What makes a cancer diagnosis

While cancer cells are identified under microscopes by changes in their appearance, looks alone do not make a cancer diagnosis. Until abnormal cells acquire the ability to grow unchecked, and to travel to other parts of the body (to metastasize), they are precancerous.  In many cases, pre-cancerous cells never make the transition to cancer, but we are unable to predict with 100% accuracy which ones will and which ones won’t.  A large number of breast abnormalities detected on mammograms will not go on to run wild, but few women will comfortably forgo treatment without 100% accurate prediction of the growth potential of their abnormal cells.

Difficulties in prediction

In addition to the breast, the prostate gland in men and the colon in both sexes are the sites of cell growth abnormalities that can, but do not always, result in cancer. Prostates enlarge with age and develop nodules of cell growth called adenomas. Colons develop polyps – enlargements of the lining protruding into the colon on flat or narrow stalks, with or without adenomas on their surfaces. Intuitively, it seems as if detecting these abnormalities and removing them before they have a chance to become cancerous is a good idea. This thinking drives the screening studies aimed at early treatment of cancer. But many of these common cancers are very slow and indolent in their growth and epidemiologic studies do not bear out the intuitive bias.  Unless a patient is young at the onset of a slow growing cancer, treatment does not necessarily lengthen life. Routine prostate cancer screening has fallen out of fashion because, while removing a cancerous prostate may prevent death from prostate cancer, treated patients do not outlive untreated ones.  Decisions about treatment have to be weighed carefully, with attention paid to age and the potential for harm and diminished quality of life that can go along with cancer treatment.
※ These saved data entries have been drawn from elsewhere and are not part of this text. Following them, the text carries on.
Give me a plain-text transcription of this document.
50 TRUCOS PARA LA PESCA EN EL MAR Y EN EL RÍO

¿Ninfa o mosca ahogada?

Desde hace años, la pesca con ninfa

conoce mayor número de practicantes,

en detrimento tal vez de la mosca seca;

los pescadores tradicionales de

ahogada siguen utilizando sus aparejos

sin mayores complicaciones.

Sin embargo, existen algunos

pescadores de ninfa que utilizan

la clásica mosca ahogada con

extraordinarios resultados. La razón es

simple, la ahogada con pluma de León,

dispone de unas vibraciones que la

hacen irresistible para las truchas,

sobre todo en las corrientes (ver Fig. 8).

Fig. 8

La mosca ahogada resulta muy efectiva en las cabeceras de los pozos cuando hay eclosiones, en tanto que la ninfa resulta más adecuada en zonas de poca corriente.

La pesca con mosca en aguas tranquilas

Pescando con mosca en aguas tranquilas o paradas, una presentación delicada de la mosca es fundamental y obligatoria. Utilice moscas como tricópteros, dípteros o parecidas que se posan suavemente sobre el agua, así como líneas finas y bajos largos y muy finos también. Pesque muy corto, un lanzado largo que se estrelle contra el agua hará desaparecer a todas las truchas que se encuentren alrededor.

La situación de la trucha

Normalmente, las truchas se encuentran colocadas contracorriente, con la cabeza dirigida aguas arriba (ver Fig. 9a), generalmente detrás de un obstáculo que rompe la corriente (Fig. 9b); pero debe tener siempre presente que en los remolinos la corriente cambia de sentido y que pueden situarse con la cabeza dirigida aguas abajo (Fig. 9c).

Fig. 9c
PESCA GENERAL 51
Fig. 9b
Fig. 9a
While all cancers begin slowly, some escape the body’s control mechanisms more easily and become aggressive and difficult to treat.  Primary brain, liver, pancreatic and ovarian cancer fall in this category. Toxic external factors that alter DNA may render cancer cells more resistant to the body’s methods of keeping slower growing cancers in check. Lung cancer from smoking, blood cancers secondary to radiation and some viruses, ovarian cancers stimulated by hormone use, and asbestos-induced lung tumors  gallop along compared to the slow movers like prostate and colon cancer.

Treatment

Currently cancer treatment consists of removing cancers surgically and/or intervening with drugs or radiation to kill the abnormal cells. Both approaches leave something to be desired. Surgery removes a tumor already developed, but not the underlying biology that produced the tumor. Chemotherapy that seems effective at first is often followed by a relapse in which the cancer is less responsive – not surprising since the cells surviving the first rounds of treatment are resistant to the drug’s actions. Radiation induces cell damage in all exposed tissues and accounts for cancer development years later in people who have survived the first bout.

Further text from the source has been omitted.